Charlie rubbed his fist over his heart, barely touching the ache in his chest. Some people took that kind of life, that family togetherness, for granted. He never had. In fact, he didn’t think anyone in his family did. But it hurt to know there were kids, adults, out there who didn’t have that kind of love and support system. It hurt to imagine Tatum, alone, trying to raise her little sister.

“Do you want a big family? Now?”

She pressed her lips together and shrugged. “I dunno. I can’t even think that far ahead.”

“Okay.” He nodded and leaned into her again to drape his arm around her shoulders. “That’s fair.”

“What would they think?” She ducked her head and studied her hands, folded in her lap. “If they knew?”

“If they knew what?” He kissed the top of her head. “That you like it rough and tumble?”

She snorted and then cackled out loud. Apparently embarrassed when Joy and Vianne looked their way, she clapped her hand over her mouth.

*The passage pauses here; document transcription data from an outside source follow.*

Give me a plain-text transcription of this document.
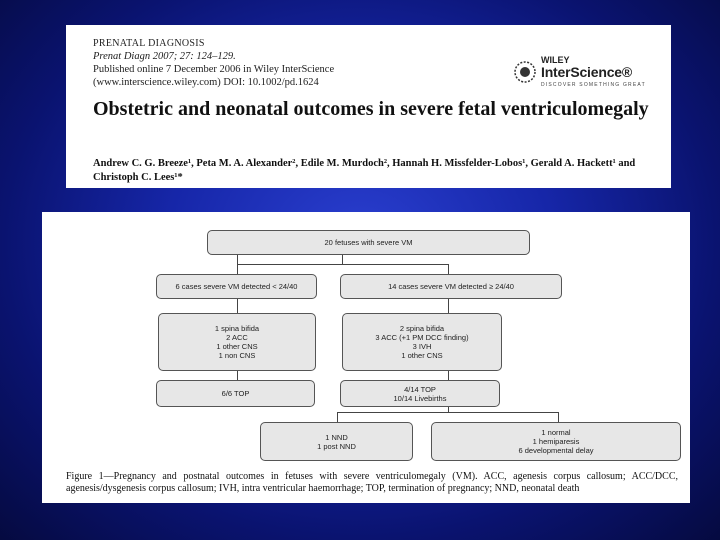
PRENATAL DIAGNOSIS
Prenat Diagn 2007; 27: 124–129.
Published online 7 December 2006 in Wiley InterScience
(www.interscience.wiley.com) DOI: 10.1002/pd.1624
WILEY
InterScience®
DISCOVER SOMETHING GREAT
Obstetric and neonatal outcomes in severe fetal ventriculomegaly
Andrew C. G. Breeze¹, Peta M. A. Alexander², Edile M. Murdoch², Hannah H. Missfelder-Lobos¹, Gerald A. Hackett¹ and Christoph C. Lees¹*
20 fetuses with severe VM
6 cases severe VM detected < 24/40	14 cases severe VM detected ≥ 24/40
1 spina bifida
2 ACC
1 other CNS
1 non CNS
2 spina bifida
3 ACC (+1 PM DCC finding)
3 IVH
1 other CNS
6/6 TOP	4/14 TOP
10/14 Livebirths
1 NND
1 post NND
1 normal
1 hemiparesis
6 developmental delay
Figure 1—Pregnancy and postnatal outcomes in fetuses with severe ventriculomegaly (VM). ACC, agenesis corpus callosum; ACC/DCC, agenesis/dysgenesis corpus callosum; IVH, intra ventricular haemorrhage; TOP, termination of pregnancy; NND, neonatal death
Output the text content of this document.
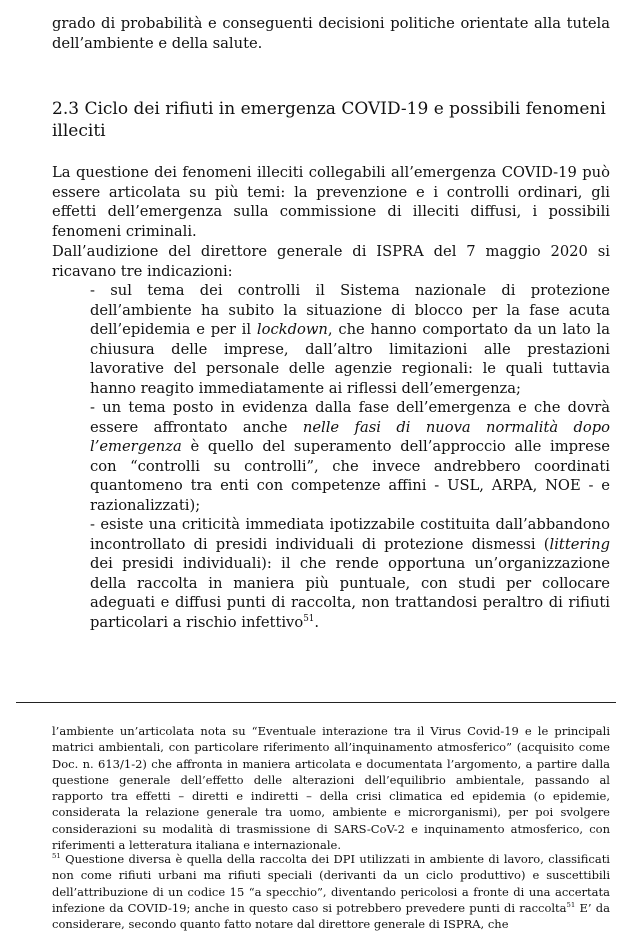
grado di probabilità e conseguenti decisioni politiche orientate alla tutela dell’ambiente e della salute.

2.3 Ciclo dei rifiuti in emergenza COVID-19 e possibili fenomeni illeciti

La questione dei fenomeni illeciti collegabili all’emergenza COVID-19 può essere articolata su più temi: la prevenzione e i controlli ordinari, gli effetti dell’emergenza sulla commissione di illeciti diffusi, i possibili fenomeni criminali.

Dall’audizione del direttore generale di ISPRA del 7 maggio 2020 si ricavano tre indicazioni:

- sul tema dei controlli il Sistema nazionale di protezione dell’ambiente ha subito la situazione di blocco per la fase acuta dell’epidemia e per il lockdown, che hanno comportato da un lato la chiusura delle imprese, dall’altro limitazioni alle prestazioni lavorative del personale delle agenzie regionali: le quali tuttavia hanno reagito immediatamente ai riflessi dell’emergenza;
- un tema posto in evidenza dalla fase dell’emergenza e che dovrà essere affrontato anche nelle fasi di nuova normalità dopo l’emergenza è quello del superamento dell’approccio alle imprese con “controlli su controlli”, che invece andrebbero coordinati quantomeno tra enti con competenze affini - USL, ARPA, NOE - e razionalizzati);
- esiste una criticità immediata ipotizzabile costituita dall’abbandono incontrollato di presidi individuali di protezione dismessi (littering dei presidi individuali): il che rende opportuna un’organizzazione della raccolta in maniera più puntuale, con studi per collocare adeguati e diffusi punti di raccolta, non trattandosi peraltro di rifiuti particolari a rischio infettivo$^{51}$.

l’ambiente un’articolata nota su “Eventuale interazione tra il Virus Covid-19 e le principali matrici ambientali, con particolare riferimento all’inquinamento atmosferico” (acquisito come Doc. n. 613/1-2) che affronta in maniera articolata e documentata l’argomento, a partire dalla questione generale dell’effetto delle alterazioni dell’equilibrio ambientale, passando al rapporto tra effetti – diretti e indiretti – della crisi climatica ed epidemia (o epidemie, considerata la relazione generale tra uomo, ambiente e microrganismi), per poi svolgere considerazioni su modalità di trasmissione di SARS-CoV-2 e inquinamento atmosferico, con riferimenti a letteratura italiana e internazionale.

$^{51}$ Questione diversa è quella della raccolta dei DPI utilizzati in ambiente di lavoro, classificati non come rifiuti urbani ma rifiuti speciali (derivanti da un ciclo produttivo) e suscettibili dell’attribuzione di un codice 15 “a specchio”, diventando pericolosi a fronte di una accertata infezione da COVID-19; anche in questo caso si potrebbero prevedere punti di raccolta$^{51}$ E’ da considerare, secondo quanto fatto notare dal direttore generale di ISPRA, che
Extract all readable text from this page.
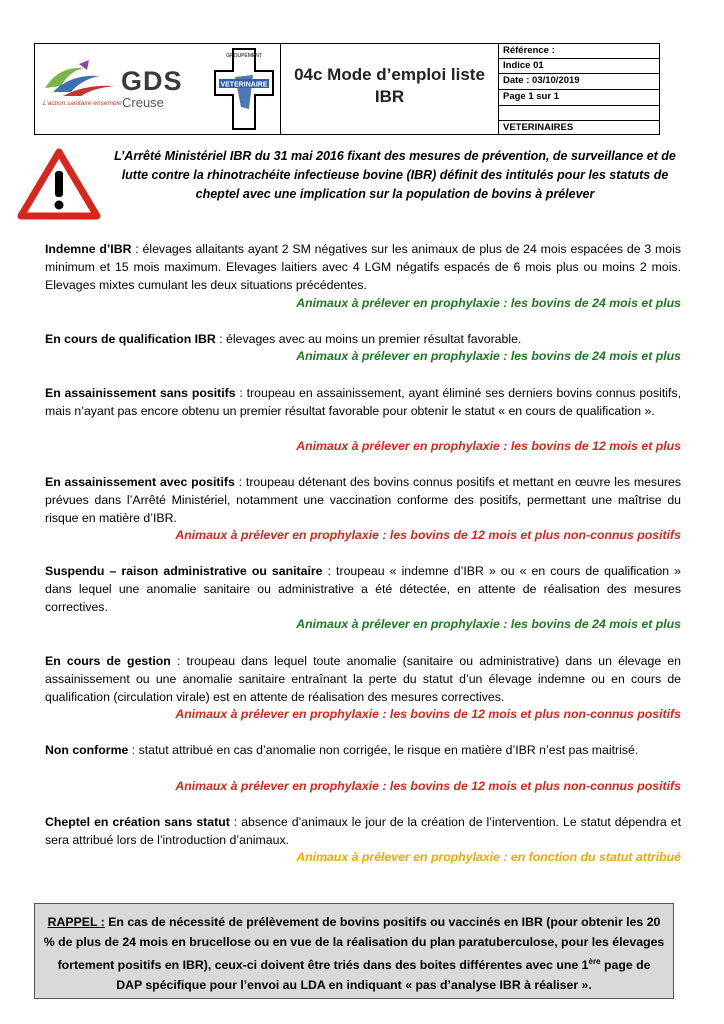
GDS
Creuse
L'action sanitaire ensemble
GROUPEMENT
VETERINAIRE
04c Mode d’emploi liste IBR
Référence :
Indice 01
Date : 03/10/2019
Page 1 sur 1
VETERINAIRES
L’Arrêté Ministériel IBR du 31 mai 2016 fixant des mesures de prévention, de surveillance et de lutte contre la rhinotrachéite infectieuse bovine (IBR) définit des intitulés pour les statuts de cheptel avec une implication sur la population de bovins à prélever
Indemne d’IBR : élevages allaitants ayant 2 SM négatives sur les animaux de plus de 24 mois espacées de 3 mois minimum et 15 mois maximum. Elevages laitiers avec 4 LGM négatifs espacés de 6 mois plus ou moins 2 mois. Elevages mixtes cumulant les deux situations précédentes.
Animaux à prélever en prophylaxie : les bovins de 24 mois et plus
En cours de qualification IBR : élevages avec au moins un premier résultat favorable.
Animaux à prélever en prophylaxie : les bovins de 24 mois et plus
En assainissement sans positifs : troupeau en assainissement, ayant éliminé ses derniers bovins connus positifs, mais n’ayant pas encore obtenu un premier résultat favorable pour obtenir le statut « en cours de qualification ».
Animaux à prélever en prophylaxie : les bovins de 12 mois et plus
En assainissement avec positifs : troupeau détenant des bovins connus positifs et mettant en œuvre les mesures prévues dans l’Arrêté Ministériel, notamment une vaccination conforme des positifs, permettant une maîtrise du risque en matière d’IBR.
Animaux à prélever en prophylaxie : les bovins de 12 mois et plus non-connus positifs
Suspendu – raison administrative ou sanitaire : troupeau « indemne d’IBR » ou « en cours de qualification » dans lequel une anomalie sanitaire ou administrative a été détectée, en attente de réalisation des mesures correctives.
Animaux à prélever en prophylaxie : les bovins de 24 mois et plus
En cours de gestion : troupeau dans lequel toute anomalie (sanitaire ou administrative) dans un élevage en assainissement ou une anomalie sanitaire entraînant la perte du statut d’un élevage indemne ou en cours de qualification (circulation virale) est en attente de réalisation des mesures correctives.
Animaux à prélever en prophylaxie : les bovins de 12 mois et plus non-connus positifs
Non conforme : statut attribué en cas d’anomalie non corrigée, le risque en matière d’IBR n’est pas maitrisé.
Animaux à prélever en prophylaxie : les bovins de 12 mois et plus non-connus positifs
Cheptel en création sans statut : absence d’animaux le jour de la création de l’intervention. Le statut dépendra et sera attribué lors de l’introduction d’animaux.
Animaux à prélever en prophylaxie : en fonction du statut attribué
RAPPEL : En cas de nécessité de prélèvement de bovins positifs ou vaccinés en IBR (pour obtenir les 20 % de plus de 24 mois en brucellose ou en vue de la réalisation du plan paratuberculose, pour les élevages fortement positifs en IBR), ceux-ci doivent être triés dans des boites différentes avec une 1ère page de DAP spécifique pour l’envoi au LDA en indiquant « pas d’analyse IBR à réaliser ».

“No!” She rolled her eyes. “That my family was so dysfunctional. That my sister’s a junkie.”

Charlie shrugged and shook his head. “None of that has anything to do with you. I can tell you they would hurt for you. Every single one of them would go to bat for you. Do anything for you. But they’re not going to judge you based on who your family is.”

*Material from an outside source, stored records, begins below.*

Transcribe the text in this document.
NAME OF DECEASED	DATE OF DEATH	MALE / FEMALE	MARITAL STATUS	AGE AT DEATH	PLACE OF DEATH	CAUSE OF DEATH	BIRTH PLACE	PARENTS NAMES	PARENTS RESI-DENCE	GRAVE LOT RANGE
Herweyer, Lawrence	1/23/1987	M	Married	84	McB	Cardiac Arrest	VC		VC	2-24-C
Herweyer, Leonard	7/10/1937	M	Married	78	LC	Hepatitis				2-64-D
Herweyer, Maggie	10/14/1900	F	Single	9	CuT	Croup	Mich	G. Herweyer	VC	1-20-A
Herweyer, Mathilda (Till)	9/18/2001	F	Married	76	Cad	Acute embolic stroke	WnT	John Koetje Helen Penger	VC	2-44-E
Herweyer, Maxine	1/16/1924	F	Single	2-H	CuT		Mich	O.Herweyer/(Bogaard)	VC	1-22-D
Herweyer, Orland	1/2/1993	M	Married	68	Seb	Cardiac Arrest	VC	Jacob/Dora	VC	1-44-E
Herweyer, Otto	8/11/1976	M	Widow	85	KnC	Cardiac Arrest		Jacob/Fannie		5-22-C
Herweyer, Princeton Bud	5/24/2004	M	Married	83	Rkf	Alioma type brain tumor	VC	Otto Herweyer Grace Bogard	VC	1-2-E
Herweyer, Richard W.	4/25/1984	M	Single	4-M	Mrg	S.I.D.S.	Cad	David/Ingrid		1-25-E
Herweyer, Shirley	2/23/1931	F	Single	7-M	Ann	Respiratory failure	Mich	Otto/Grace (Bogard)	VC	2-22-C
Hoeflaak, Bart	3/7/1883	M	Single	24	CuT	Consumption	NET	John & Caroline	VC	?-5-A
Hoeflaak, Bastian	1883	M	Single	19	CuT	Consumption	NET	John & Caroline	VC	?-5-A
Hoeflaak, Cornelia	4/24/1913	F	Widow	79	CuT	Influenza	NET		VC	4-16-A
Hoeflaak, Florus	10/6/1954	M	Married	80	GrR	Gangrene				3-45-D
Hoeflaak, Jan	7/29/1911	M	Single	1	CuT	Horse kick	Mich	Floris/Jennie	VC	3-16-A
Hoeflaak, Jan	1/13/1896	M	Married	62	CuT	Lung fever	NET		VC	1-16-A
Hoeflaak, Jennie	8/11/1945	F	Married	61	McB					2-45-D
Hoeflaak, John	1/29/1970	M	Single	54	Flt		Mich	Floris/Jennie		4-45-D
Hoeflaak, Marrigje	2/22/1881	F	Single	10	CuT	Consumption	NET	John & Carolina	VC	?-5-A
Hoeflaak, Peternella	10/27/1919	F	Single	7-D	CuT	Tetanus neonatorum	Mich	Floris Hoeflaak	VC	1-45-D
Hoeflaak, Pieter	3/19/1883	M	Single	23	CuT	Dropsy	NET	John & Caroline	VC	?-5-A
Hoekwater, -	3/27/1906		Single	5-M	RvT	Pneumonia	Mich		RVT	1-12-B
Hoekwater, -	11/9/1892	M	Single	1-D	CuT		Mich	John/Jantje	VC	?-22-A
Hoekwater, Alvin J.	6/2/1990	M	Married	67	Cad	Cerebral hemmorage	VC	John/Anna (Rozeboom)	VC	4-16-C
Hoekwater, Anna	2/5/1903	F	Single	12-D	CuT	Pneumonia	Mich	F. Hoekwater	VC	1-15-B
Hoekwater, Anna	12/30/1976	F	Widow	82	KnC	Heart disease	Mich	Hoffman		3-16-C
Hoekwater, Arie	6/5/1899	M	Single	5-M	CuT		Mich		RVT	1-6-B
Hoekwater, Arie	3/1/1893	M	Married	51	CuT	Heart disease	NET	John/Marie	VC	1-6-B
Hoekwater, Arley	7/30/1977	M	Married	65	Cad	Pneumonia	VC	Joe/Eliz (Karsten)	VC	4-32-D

She looked up with a small, sad smile.

“Wish I would have been born a Murphy,” she whispered.

“I don’t.” He shook his head. “I’d rather be in love with you than be your pain-in-the-ass brother.”

“You can’t be in love with me,” she argued. “You don’t even know me.”

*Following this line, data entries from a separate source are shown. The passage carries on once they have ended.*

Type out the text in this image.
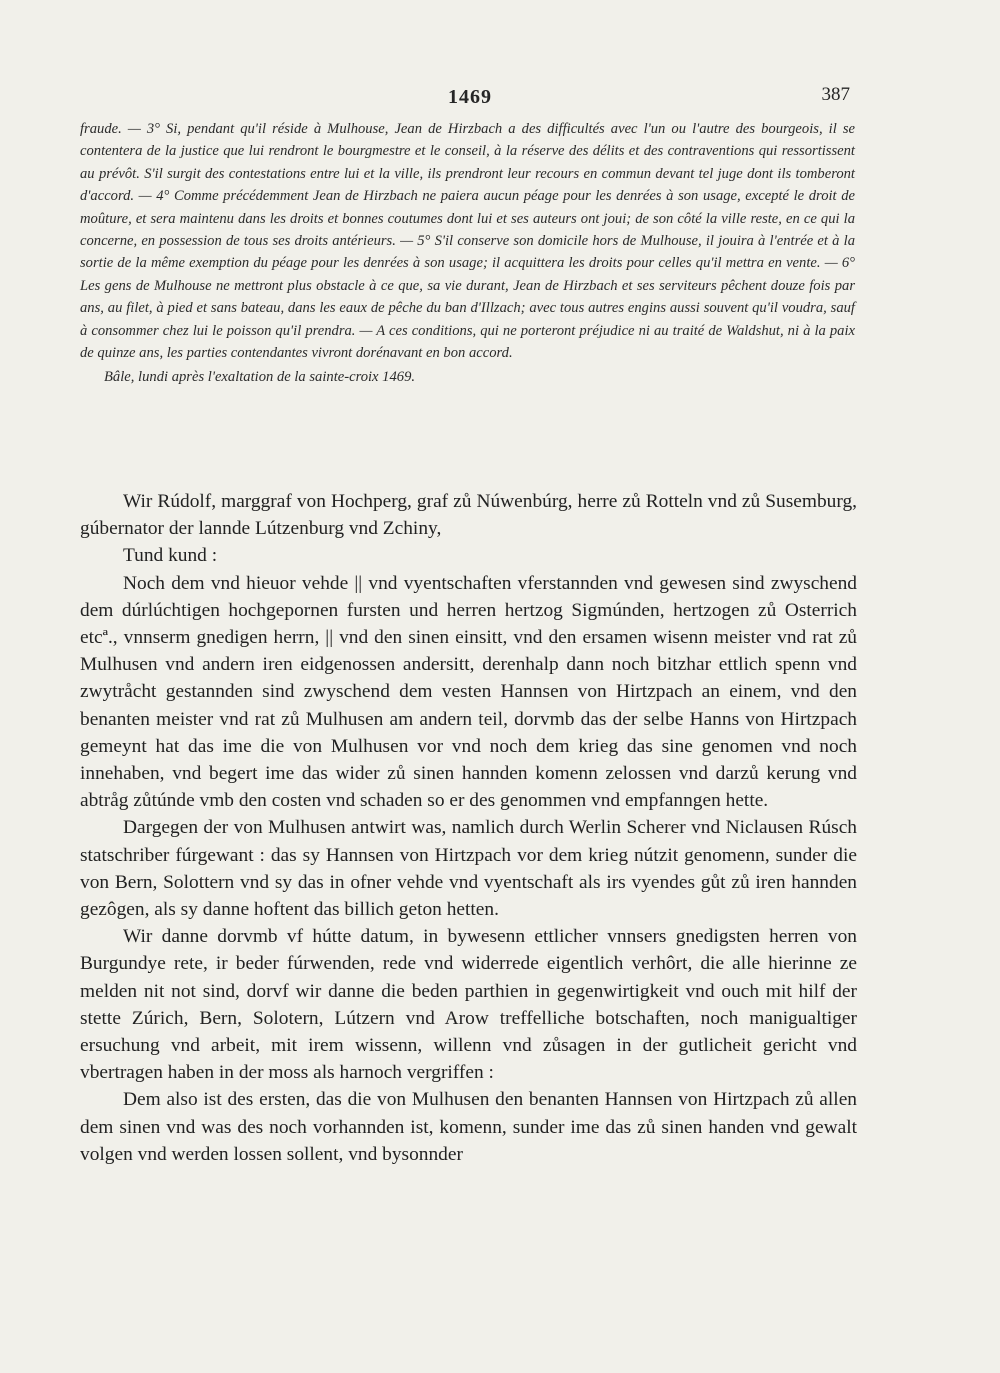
1469	387

fraude. — 3° Si, pendant qu'il réside à Mulhouse, Jean de Hirzbach a des difficultés avec l'un ou l'autre des bourgeois, il se contentera de la justice que lui rendront le bourgmestre et le conseil, à la réserve des délits et des contraventions qui ressortissent au prévôt. S'il surgit des contestations entre lui et la ville, ils prendront leur recours en commun devant tel juge dont ils tomberont d'accord. — 4° Comme précédemment Jean de Hirzbach ne paiera aucun péage pour les denrées à son usage, excepté le droit de moûture, et sera maintenu dans les droits et bonnes coutumes dont lui et ses auteurs ont joui; de son côté la ville reste, en ce qui la concerne, en possession de tous ses droits antérieurs. — 5° S'il conserve son domicile hors de Mulhouse, il jouira à l'entrée et à la sortie de la même exemption du péage pour les denrées à son usage; il acquittera les droits pour celles qu'il mettra en vente. — 6° Les gens de Mulhouse ne mettront plus obstacle à ce que, sa vie durant, Jean de Hirzbach et ses serviteurs pêchent douze fois par ans, au filet, à pied et sans bateau, dans les eaux de pêche du ban d'Illzach; avec tous autres engins aussi souvent qu'il voudra, sauf à consommer chez lui le poisson qu'il prendra. — A ces conditions, qui ne porteront préjudice ni au traité de Waldshut, ni à la paix de quinze ans, les parties contendantes vivront dorénavant en bon accord.

Bâle, lundi après l'exaltation de la sainte-croix 1469.

Wir Rúdolf, marggraf von Hochperg, graf zů Núwenbúrg, herre zů Rotteln vnd zů Susemburg, gúbernator der lannde Lútzenburg vnd Zchiny,

Tund kund :

Noch dem vnd hieuor vehde || vnd vyentschaften vferstannden vnd gewesen sind zwyschend dem dúrlúchtigen hochgepornen fursten und herren hertzog Sigmúnden, hertzogen zů Osterrich etcª., vnnserm gnedigen herrn, || vnd den sinen einsitt, vnd den ersamen wisenn meister vnd rat zů Mulhusen vnd andern iren eidgenossen andersitt, derenhalp dann noch bitzhar ettlich spenn vnd zwytråcht gestannden sind zwyschend dem vesten Hannsen von Hirtzpach an einem, vnd den benanten meister vnd rat zů Mulhusen am andern teil, dorvmb das der selbe Hanns von Hirtzpach gemeynt hat das ime die von Mulhusen vor vnd noch dem krieg das sine genomen vnd noch innehaben, vnd begert ime das wider zů sinen hannden komenn zelossen vnd darzů kerung vnd abtråg zůtúnde vmb den costen vnd schaden so er des genommen vnd empfanngen hette.

Dargegen der von Mulhusen antwirt was, namlich durch Werlin Scherer vnd Niclausen Rúsch statschriber fúrgewant : das sy Hannsen von Hirtzpach vor dem krieg nútzit genomenn, sunder die von Bern, Solottern vnd sy das in ofner vehde vnd vyentschaft als irs vyendes gůt zů iren hannden gezôgen, als sy danne hoftent das billich geton hetten.

Wir danne dorvmb vf hútte datum, in bywesenn ettlicher vnnsers gnedigsten herren von Burgundye rete, ir beder fúrwenden, rede vnd widerrede eigentlich verhôrt, die alle hierinne ze melden nit not sind, dorvf wir danne die beden parthien in gegenwirtigkeit vnd ouch mit hilf der stette Zúrich, Bern, Solotern, Lútzern vnd Arow treffelliche botschaften, noch manigualtiger ersuchung vnd arbeit, mit irem wissenn, willenn vnd zůsagen in der gutlicheit gericht vnd vbertragen haben in der moss als harnoch vergriffen :

Dem also ist des ersten, das die von Mulhusen den benanten Hannsen von Hirtzpach zů allen dem sinen vnd was des noch vorhannden ist, komenn, sunder ime das zů sinen handen vnd gewalt volgen vnd werden lossen sollent, vnd bysonnder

“I know all about those ghosts in your head,” he reminded her. “I know how to chase them out of your head. I know how to make you laugh. I know your favorite color is purple. And you like to run. You drink your coffee black, and you talk in your sleep.”

“Nuh-uh.”

“You do.” He nodded. “Wanna know what you said?”

“What did I say?”

“Harder, Charlie. Harder.”

She snorted again and shook her head.

“No, really you just said cheese.”

“Cheese?”

“Yep.” He shrugged. “Apparently, you dream about cheese, and I love you anyway.”

“Pretty cheesy.”

“Maybe someday you’ll dream about me. And say my name in your sleep.”

She stretched toward him, just enough to kiss him. “I’d say there’s a good possibility that’ll happen.”

28

The butterflies were still flying in her belly two days after Joy’s birthday party. These weren’t the butterflies of school anxiety or first date nerves. Nope. These were the fluttery, wistful butterflies of hope. Charlie Murphy was in love with her.

She should have said it back. Right? If she’d said those words to him and he had left her hanging, she wouldn’t have slept a wink. And yet, she hadn’t been ready. She hadn’t been ready to say it, to feel it, and pushing herself to do either would have been a bad idea. She knew it, and Charlie did, too.